In the video compiled by the Detroit Free Press, some officers voiced insensitivity and others outrage during the teenager’s final dying moments. One officer, Detroit Police officer Kimberly Buckner can be heard saying, “His pulse is weakening because he was on that f*ckin’ thing,” after one officer radioed the uncertainty of whether or not Grimes had a pulse any longer.
Another officer reported to Buckner what the MSP Trooper (Bessner) had done to the boy, implying the horrific nature of their actions. He told her, “They f*ckin’ tased his ass while he was cruisin’.”
Other officers were not so understanding and failed to realize Grimes had just finished the 8th grade. An officer told Buckner, “That’s a grown-ass man,” he said of Grimes, who was a 6-foot-1, 234-pound teenager. She corrected him saying, “No, he’s 15…. He’s 15 years old.” The male officer remarked with what seems to be heartless indifference and disassociation. He said:
He’s a bad-ass 15…No sympathy at all for bulls**t. Motherf*cker wanna be grown, ya act grown, you gotta f*ckin’ deal with it.
Hardly an adult, Grimes was likely expected to make mistakes by the community and his family. Little did he likely suspect a cavalier rogue cop would taser him as he rode his ATV through the streets. There was some indication Grimes did not even know he was being pursued by the Michigan State troopers. The footage seems to indicate the patrol car’s emergency lights were not even on at the time he was tased.
Another reportedly insensitive comment made by a male officer serves to illustrate the us vs. the public mentality some cops who were on the scene apparently possess. He said:
Don’t run from the State Police, you’ll get f**ked up.
Buckner continued to be the voice of reason among the police officers.
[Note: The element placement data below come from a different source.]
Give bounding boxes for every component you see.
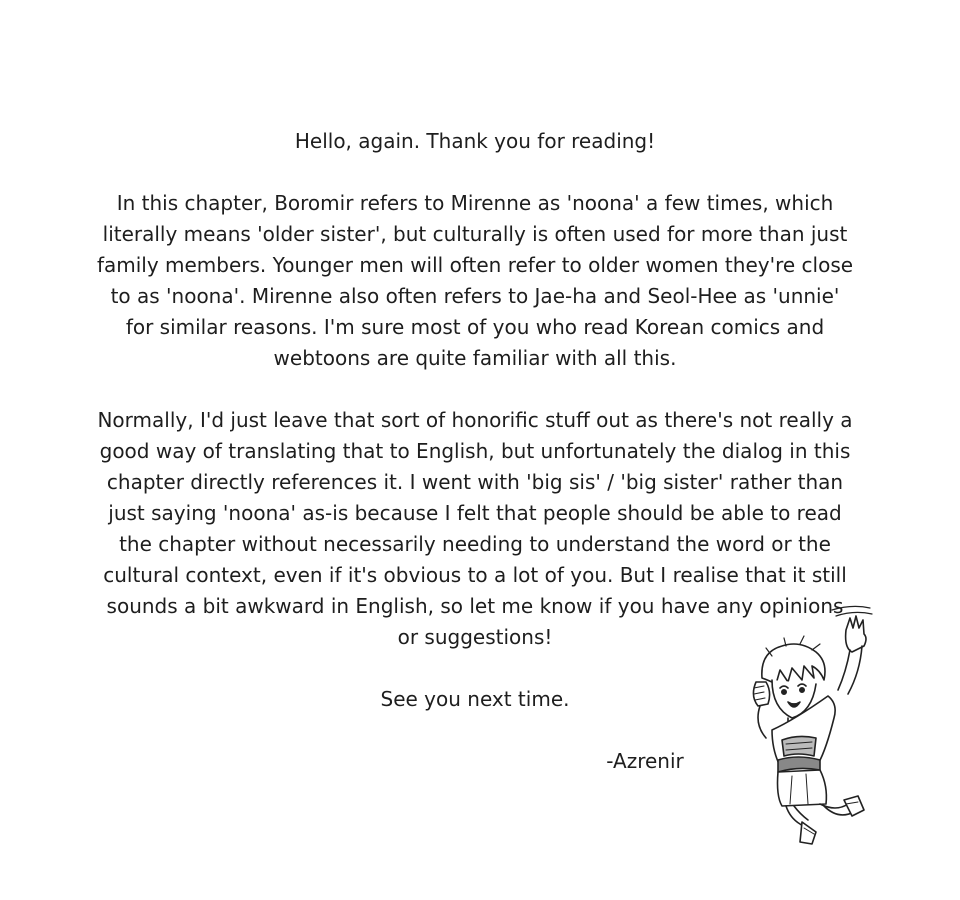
note-paragraph-translation: Normally, I'd just leave that sort of honorific stuff out as there's not really a good way of translating that to English, but unfortunately the dialog in this chapter directly references it. I went with 'big sis' / 'big sister' rather than just saying 'noona' as-is because I felt that people should be able to read the chapter without necessarily needing to understand the word or the cultural context, even if it's obvious to a lot of you. But I realise that it still sounds a bit awkward in English, so let me know if you have any opinions or suggestions!: [97, 408, 853, 649]
note-greeting: Hello, again. Thank you for reading!: [294, 129, 656, 153]
translator-note: [95, 126, 855, 746]
note-signature: -Azrenir: [606, 749, 684, 773]
waving-character-illustration: [742, 600, 882, 848]
note-closing: See you next time.: [380, 687, 570, 711]
note-paragraph-noona: In this chapter, Boromir refers to Mirenne as 'noona' a few times, which literally means 'older sister', but culturally is often used for more than just family members. Younger men will often refer to older women they're close to as 'noona'. Mirenne also often refers to Jae-ha and Seol-Hee as 'unnie' for similar reasons. I'm sure most of you who read Korean comics and webtoons are quite familiar with all this.: [96, 191, 854, 370]
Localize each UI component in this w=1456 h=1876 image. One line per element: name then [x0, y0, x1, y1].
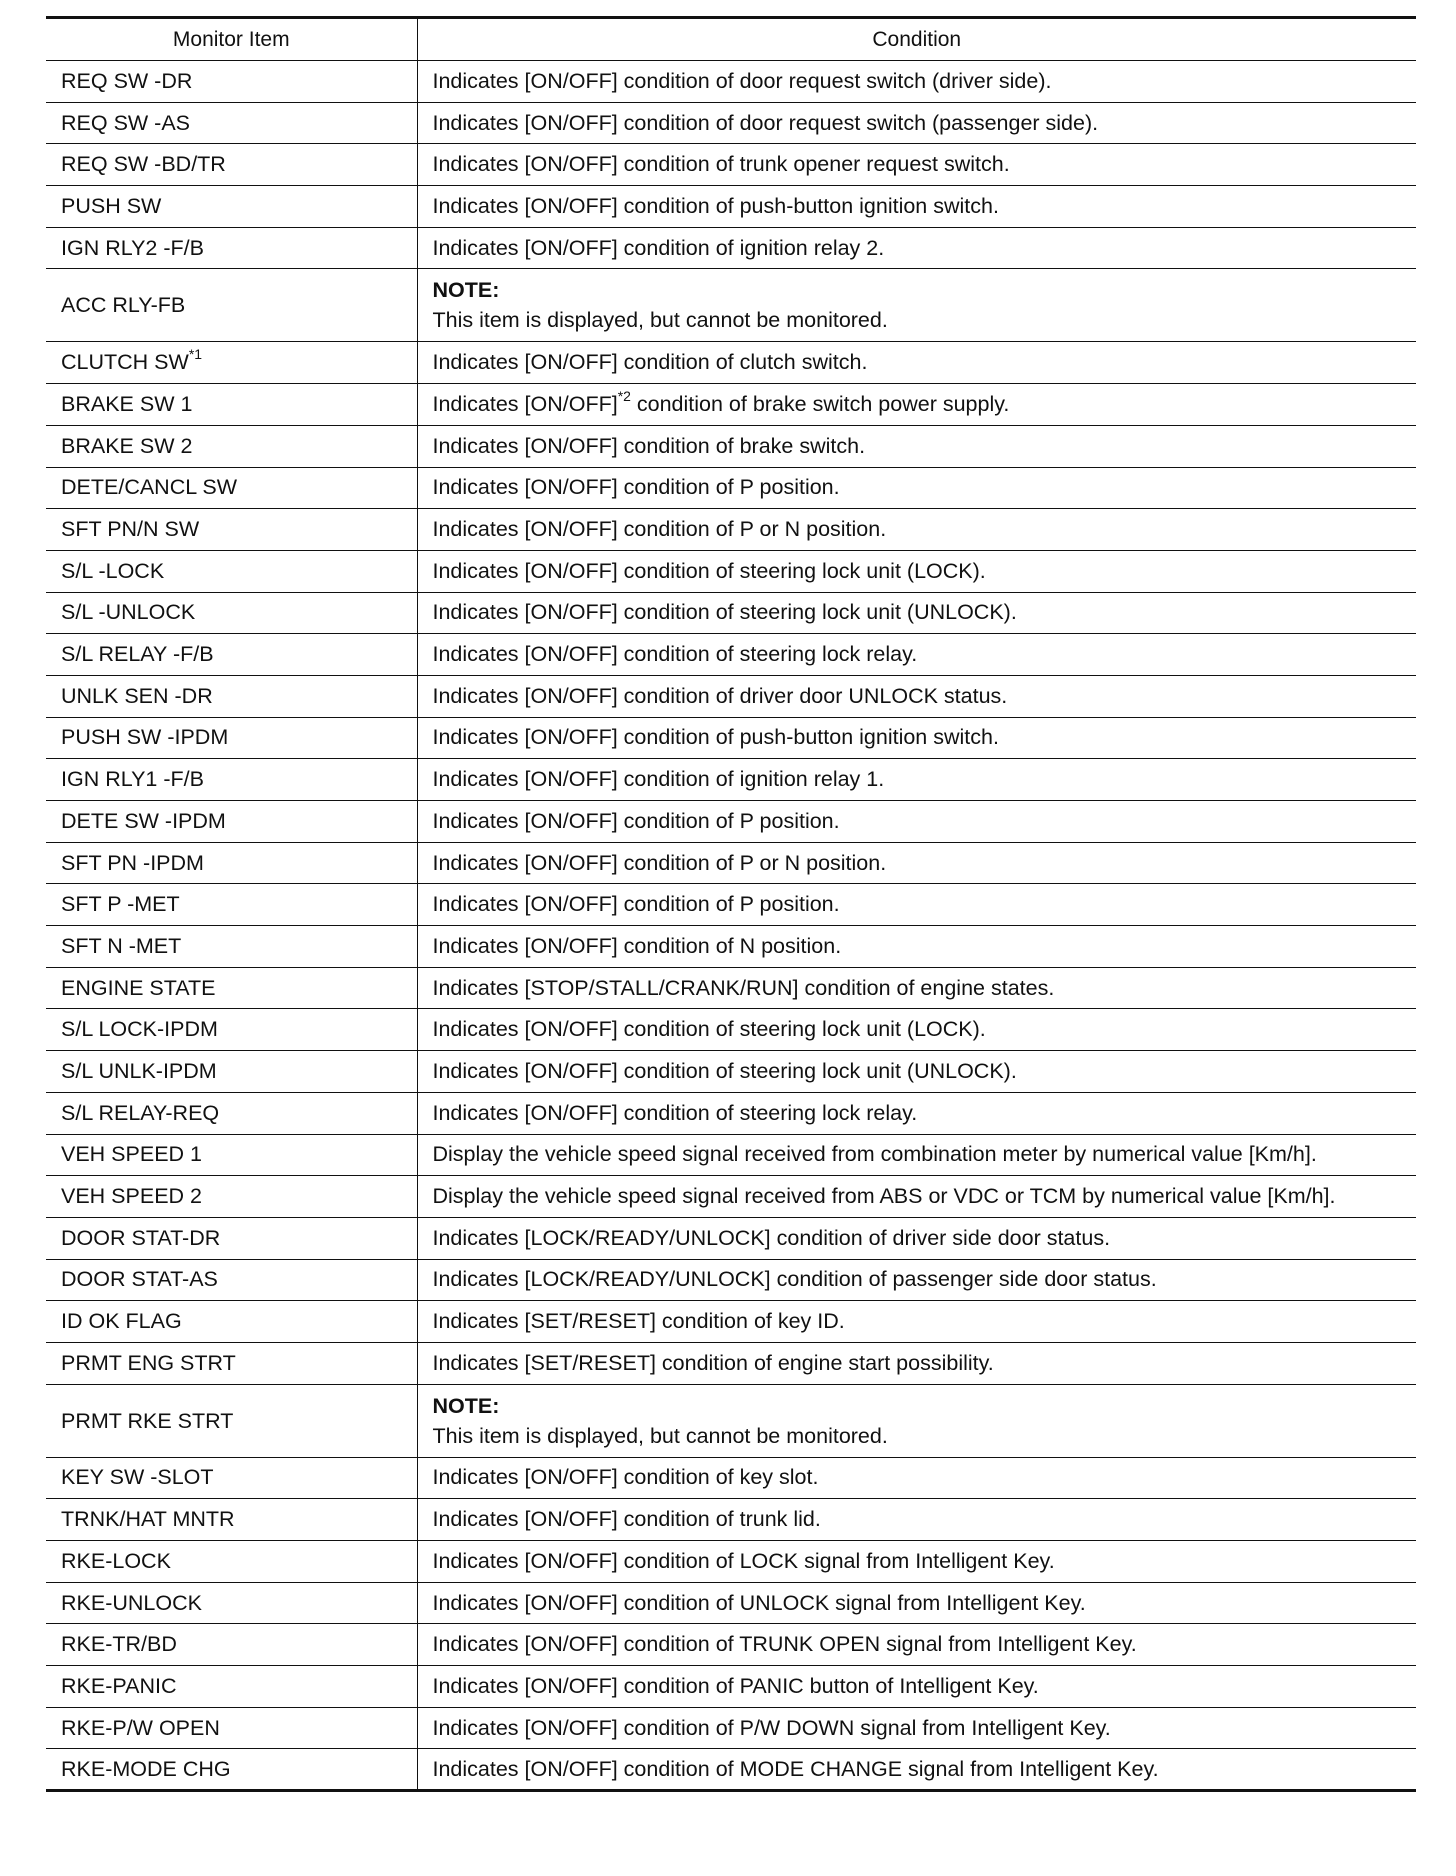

She can be heard whispering to fellow cops, “They tased his a** while he was driving…causing him to flip and crash.”
Tasing anyone from a moving vehicle is a violation of Michigan State Police policy. As a result, county prosecutor Kym Worthy originally charged Bessner with murder.
As one member of the community remarked in the days and weeks following the boy’s murder, “two mistakes were made that day.” It’s true, Grimes should not have been riding his bike on the road. And it’s also true Bessner should never have thought about deploying his taser from one moving vehicle to attempt to strike another person on another moving vehicle.
One action was a misdemeanor. The other was a deadly felony, allegedly committed by a man who should have been better trained, more understanding, and looking out for the safety of his 8th grade suspect. Either way, it’s a senseless tragedy which could have been avoided.